- The House FY 2026 THUD bill sets aside $200 million to expand free public truck parking near major freight corridors, excluding spending on fueling or EV charging.
- It funds FMCSA at $927 million, about $21 million above FY 2025, to sustain safety, compliance, and enforcement programs.
- The bill limits new carrier mandates by blocking speed limiter requirements, preserving certain ELD exemptions, and restricting driver-facing cameras in apprenticeship programs.
- These trucking-focused adds come amid overall THUD discretionary cuts and reallocations away from other IIJA-era priorities.
Read More
The FY 2026 THUD appropriations bill represents a strategic alignment of Republican congressional priorities with core trucking industry concerns. Foremost among these is safety—not just in the traditional sense of FMCSA enforcement, but including the operational safety risks posed by lack of truck parking. Allocating $200 million for dedicated truck parking addresses a chronic safety issue: non-compliance with rest requirements, fatigue, and unsafe roadside parking. The targeting of these funds (to locations within reasonable access to key national routes) reinforces this priority.
The $927 million allocation for FMCSA is modestly higher than FY 2025, signalling a commitment to continuing core safety and regulatory functions even as overall discretionary spending is reduced. However, associated reductions in non-bedrock staff and ongoing debates over regulation suggest that these funds might be deployed to maintain and refine existing programs rather than expand them.
Regulatory protections built into the language of the bill—such as bans on speed limiter mandates, protections for ELD exemptions, and constraints on camera usage—form a coherent package aimed at limiting regulatory burdens on carriers. These measures implicitly prioritize industry flexibility and reflect longstanding lobbying priorities, but carry potential trade-offs with safety, environmental performance, and uniformity of regulation across states.
The bill must be viewed against a backdrop of budget contraction: discretionary spending is being cut by roughly 4.7% below FY 2025 levels for the THUD programs, and over $4 billion has been redirected from programs initiated under the Bipartisan Infrastructure Law toward safety, highways, and aviation priorities. Thus, increases in some areas (like FMCSA) or new line items (truck parking) are achieved through broader trade-offs elsewhere. This may limit room for future expansions of initiatives outside of FHWA/FMC safety, such as climate, equity, or labor programs.
Strategic implications for investors, carriers, and states include:
- Infrastructure and real-estate opportunities: $200 million may trigger demand for truck parking development along major freight corridors; public–private partnerships could play a role.

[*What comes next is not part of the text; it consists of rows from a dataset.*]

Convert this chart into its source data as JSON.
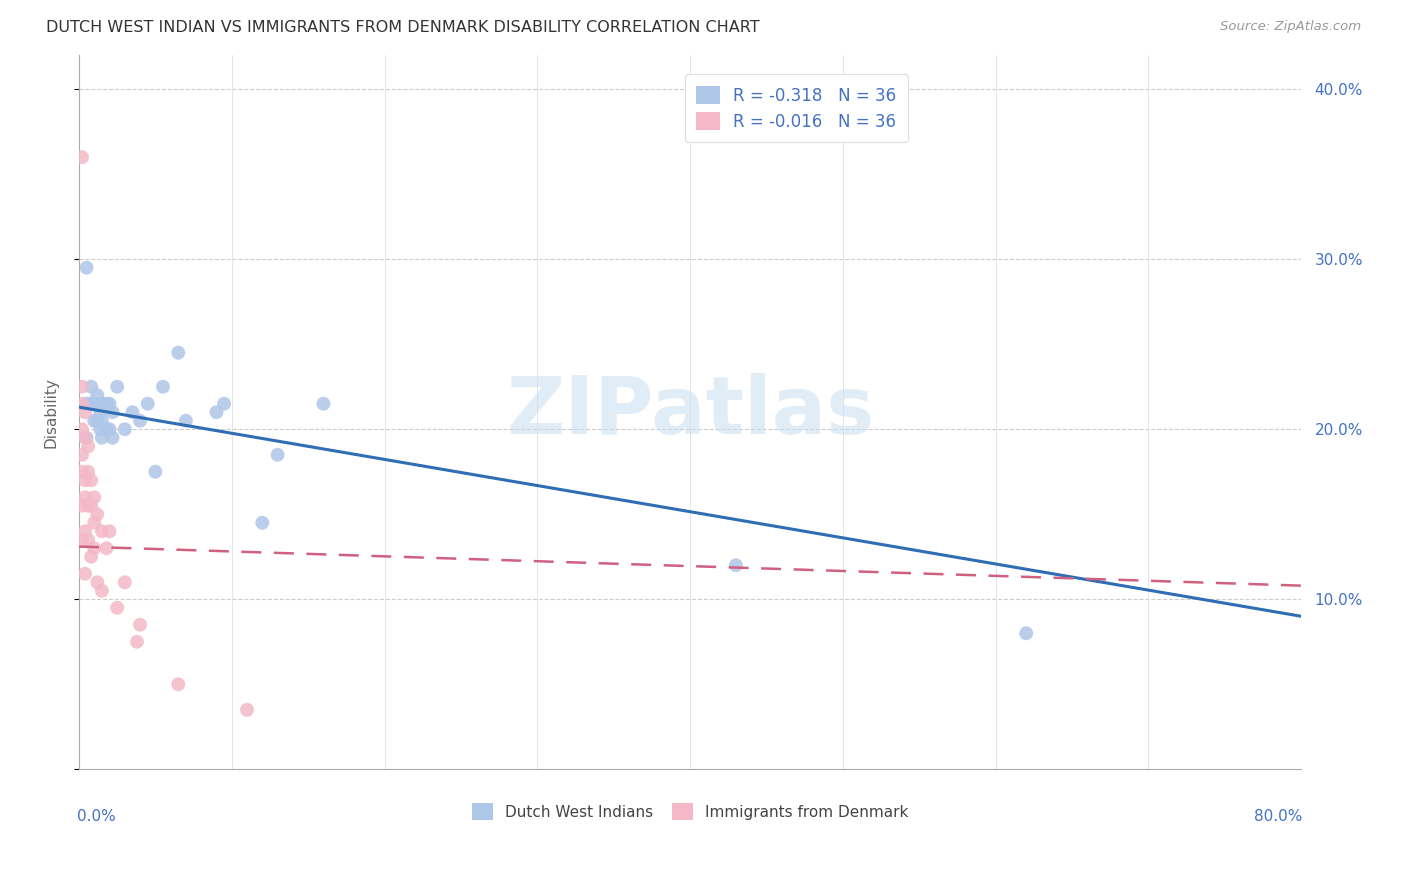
{
  "title": "DUTCH WEST INDIAN VS IMMIGRANTS FROM DENMARK DISABILITY CORRELATION CHART",
  "source": "Source: ZipAtlas.com",
  "ylabel": "Disability",
  "yticks": [
    0.0,
    0.1,
    0.2,
    0.3,
    0.4
  ],
  "ytick_labels_right": [
    "",
    "10.0%",
    "20.0%",
    "30.0%",
    "40.0%"
  ],
  "xlim": [
    0.0,
    0.8
  ],
  "ylim": [
    0.0,
    0.42
  ],
  "legend1_r": "-0.318",
  "legend1_n": "36",
  "legend2_r": "-0.016",
  "legend2_n": "36",
  "color_blue": "#aec6e8",
  "color_pink": "#f4b8c8",
  "trendline_blue": "#2f6db5",
  "trendline_pink": "#d06080",
  "watermark": "ZIPatlas",
  "legend_label1": "Dutch West Indians",
  "legend_label2": "Immigrants from Denmark",
  "blue_x": [
    0.005,
    0.005,
    0.008,
    0.008,
    0.01,
    0.01,
    0.012,
    0.012,
    0.014,
    0.014,
    0.015,
    0.015,
    0.015,
    0.018,
    0.018,
    0.02,
    0.02,
    0.022,
    0.022,
    0.025,
    0.03,
    0.035,
    0.04,
    0.045,
    0.05,
    0.055,
    0.065,
    0.07,
    0.09,
    0.095,
    0.12,
    0.13,
    0.16,
    0.43,
    0.62,
    0.005
  ],
  "blue_y": [
    0.215,
    0.195,
    0.225,
    0.215,
    0.215,
    0.205,
    0.22,
    0.205,
    0.21,
    0.2,
    0.215,
    0.205,
    0.195,
    0.215,
    0.2,
    0.215,
    0.2,
    0.21,
    0.195,
    0.225,
    0.2,
    0.21,
    0.205,
    0.215,
    0.175,
    0.225,
    0.245,
    0.205,
    0.21,
    0.215,
    0.145,
    0.185,
    0.215,
    0.12,
    0.08,
    0.295
  ],
  "pink_x": [
    0.002,
    0.002,
    0.002,
    0.002,
    0.002,
    0.002,
    0.002,
    0.002,
    0.004,
    0.004,
    0.004,
    0.004,
    0.004,
    0.004,
    0.006,
    0.006,
    0.006,
    0.006,
    0.008,
    0.008,
    0.008,
    0.01,
    0.01,
    0.01,
    0.012,
    0.012,
    0.015,
    0.015,
    0.018,
    0.02,
    0.025,
    0.03,
    0.038,
    0.04,
    0.065,
    0.11
  ],
  "pink_y": [
    0.36,
    0.225,
    0.215,
    0.2,
    0.185,
    0.175,
    0.155,
    0.135,
    0.21,
    0.195,
    0.17,
    0.16,
    0.14,
    0.115,
    0.19,
    0.175,
    0.155,
    0.135,
    0.17,
    0.155,
    0.125,
    0.16,
    0.145,
    0.13,
    0.15,
    0.11,
    0.14,
    0.105,
    0.13,
    0.14,
    0.095,
    0.11,
    0.075,
    0.085,
    0.05,
    0.035
  ],
  "blue_trend_x0": 0.0,
  "blue_trend_y0": 0.213,
  "blue_trend_x1": 0.8,
  "blue_trend_y1": 0.09,
  "pink_trend_x0": 0.0,
  "pink_trend_y0": 0.131,
  "pink_trend_x1": 0.8,
  "pink_trend_y1": 0.108
}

- Fleet and carrier operations: minimal regulatory growth suggests stable compliance costs in short-term; providers of safety, compliance, and infrastructure technology still have avenues for incremental growth.
- State and local policy pressure: states may face increased expectation to accommodate truck parking and thrift-oriented regulatory regimes.
- Risk of deferred regulatory modernization: limitations on speed limiters, ELDs, and camera usage could slow progress on safety and emissions standards, potentially raising long-term costs or litigation risk.
Open questions remain about how the $200 million will be deployed: which states or localities will benefit, how project selection will occur, and how this fits into broader freight infrastructure strategy. Similarly, it’s uncertain whether the overall increases for FMCSA will be sufficient given growing challenges (automation, drug/alcohol impairment, EV transition), especially given proposed reductions in staffing.
Supporting Notes
- $200 million in the House THUD appropriations draft is reserved for public truck parking in areas with reasonable access to the Interstate Highway System, National Highway System, or National Highway Freight Network. Projects funded cannot charge drivers, nor can funds be used for charging or fueling infrastructure.
- FMCSA gets $927 million under the bill, about $21 million more than its FY 2025 enacted level.
- The bill bans new mandates for speed-limiting devices on heavy trucks, maintains exemptions for ELDs when transporting livestock or insects, and restricts inward-facing cameras in driver apprenticeship programs.
- The bill’s discretionary funding total for THUD is $89.91 billion, which is 4.7% below FY 2025, reflecting cuts alongside targeted increases.
- 98% of truck drivers regularly experience problems finding safe parking, and those shortages cost drivers about 56 minutes of driving time per day and ~$6,813 annually in lost wages. These estimates inform ATA’s support for the parking funding. [0search0][0search2]
- Redirections of funding from in IIJA programs amount to over $4 billion, indicating prioritization of safety, highways, and aviation over broader climate or housing equity initiatives.